Parallelize precinct matching by sharding data into counties.
-
Run all the bash scripts in
bash_scripts/
bash bash_scripts/setup-data-dirs.sh
bash bash_scripts/setup-python-env.sh
-
Pivot and validate precinct level election results in
pivot_results.ipynb
-
Aquire and validate precinct level election shapefile.
-
Load and inspect the precinct election resutls and precinct eleciton shapefile in
setup.ipynb
. Ensure that there textual data for matching or this framework will not be very effective. That is, the files should have varied forms of the same name (e.g. LEHIGH TWP DIST PENNSVILLE matches LEHIGH District PENN) for most precincts. -
Next, the work can be divided among team members by assigning counties.
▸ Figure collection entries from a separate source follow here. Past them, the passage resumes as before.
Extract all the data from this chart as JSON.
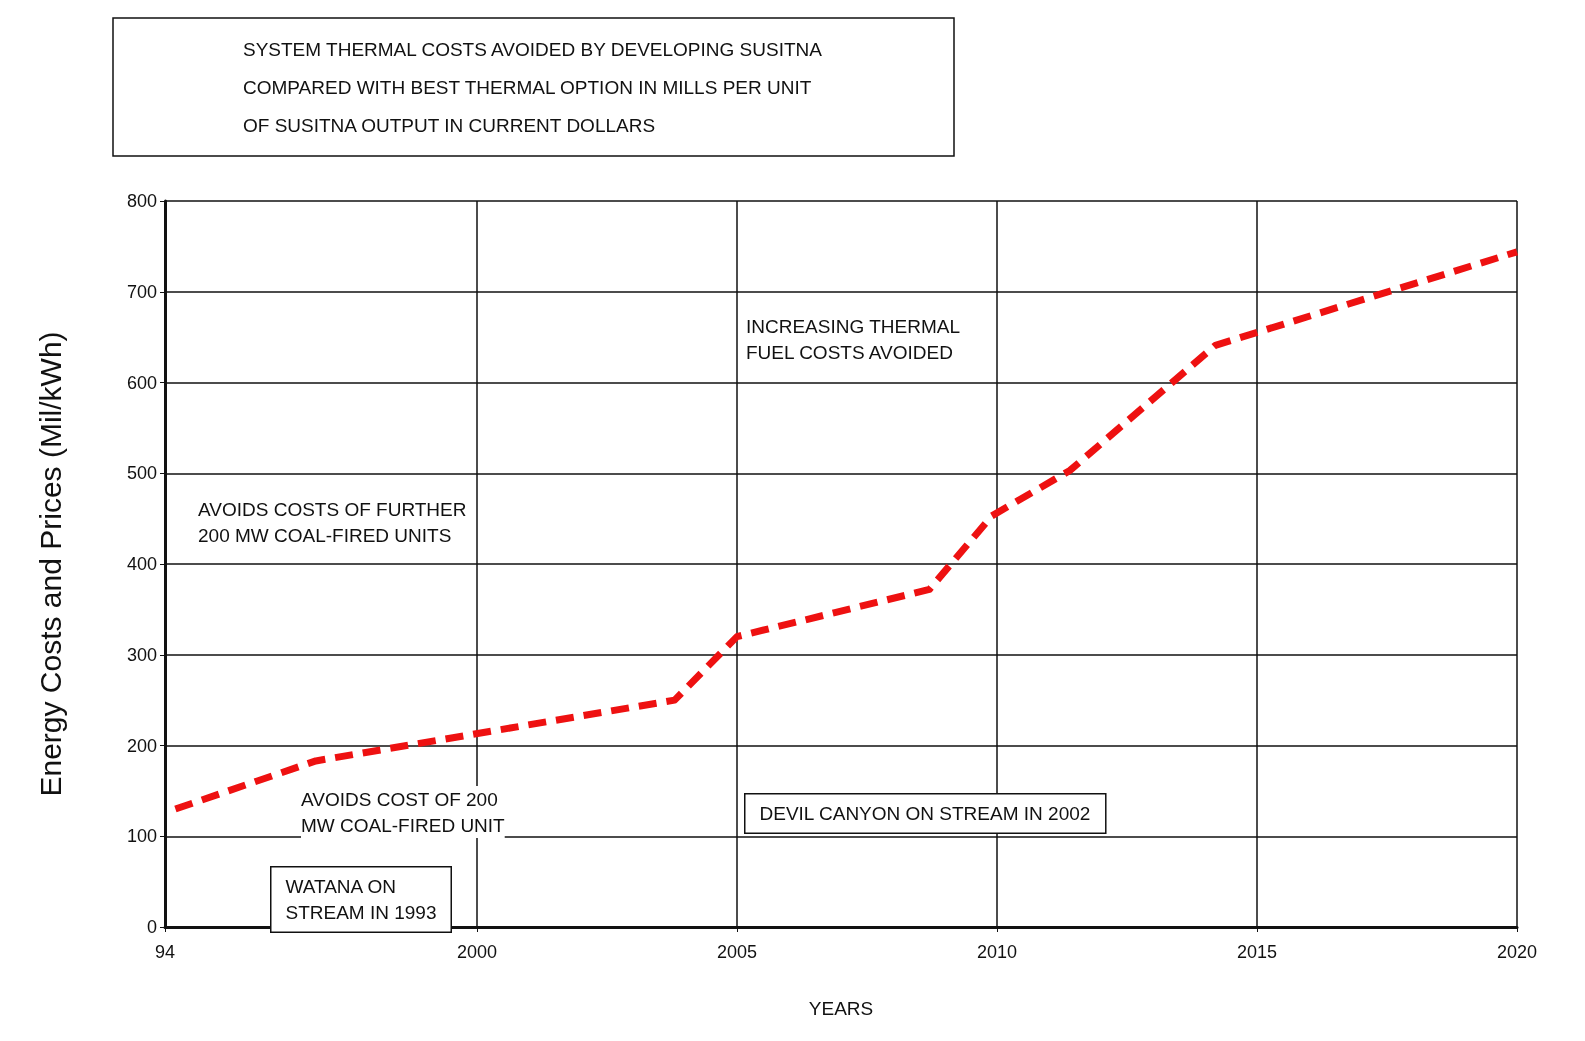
{
  "chart_data": {
    "type": "line",
    "title": "SYSTEM THERMAL COSTS AVOIDED BY DEVELOPING SUSITNA\nCOMPARED WITH BEST THERMAL OPTION IN MILLS PER UNIT\nOF SUSITNA OUTPUT IN CURRENT DOLLARS",
    "xlabel": "YEARS",
    "ylabel": "Energy Costs and Prices (Mil/kWh)",
    "series": [
      {
        "color": "#ee1111",
        "x": [
          1994.2,
          1996.9,
          2003.8,
          2005,
          2008.7,
          2009.9,
          2011.4,
          2014.2,
          2020
        ],
        "values": [
          130,
          183,
          250,
          320,
          372,
          453,
          503,
          641,
          744
        ]
      }
    ],
    "xlim": [
      1994,
      2020
    ],
    "xticks": [
      {
        "value": 1994,
        "label": "94"
      },
      2000,
      2005,
      2010,
      2015,
      2020
    ],
    "ylim": [
      0,
      800
    ],
    "yticks": [
      0,
      100,
      200,
      300,
      400,
      500,
      600,
      700,
      800
    ],
    "grid": true,
    "line_style": "dashed",
    "marker": "none",
    "annotations": [
      "AVOIDS COSTS OF FURTHER\n200 MW COAL-FIRED UNITS",
      "INCREASING THERMAL\nFUEL COSTS AVOIDED",
      "AVOIDS COST OF 200\nMW COAL-FIRED UNIT",
      "WATANA ON\nSTREAM IN 1993",
      "DEVIL CANYON ON STREAM IN 2002"
    ]
  }
}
Matching for each could should be done in the
matching/{$county-id}
folder. It would be helpful to have a spreadsheet of some kind to identify bottle necks and generally track progress. -
Once all counties have been matched, run
merge.ipynb
to combine the exported county shapefiles into a statewide precinct level election shapefile.
-
Run
bash bash_scripts/setup-python-env.sh
to initialize your virtual environment and launch JupyterLab -
Navigate to
matching/{$county-id}/{$county-id} Precinct Matching.ipynb
where{$county-id}
is the county that you want to work on. -
Click
{$county-id} Precinct Matching.ipynb
to launch the notebook. -
Select
venv (precinct-matching)
as your kernel (top right in the UI). This will ensure you are using an environment with all the requisite dependencies. -
Use
Shift+Enter
to run the cells until you reach the last cell. Review to output of that cell to see the current state of your matches. Adjust that code as necessary to make more matches.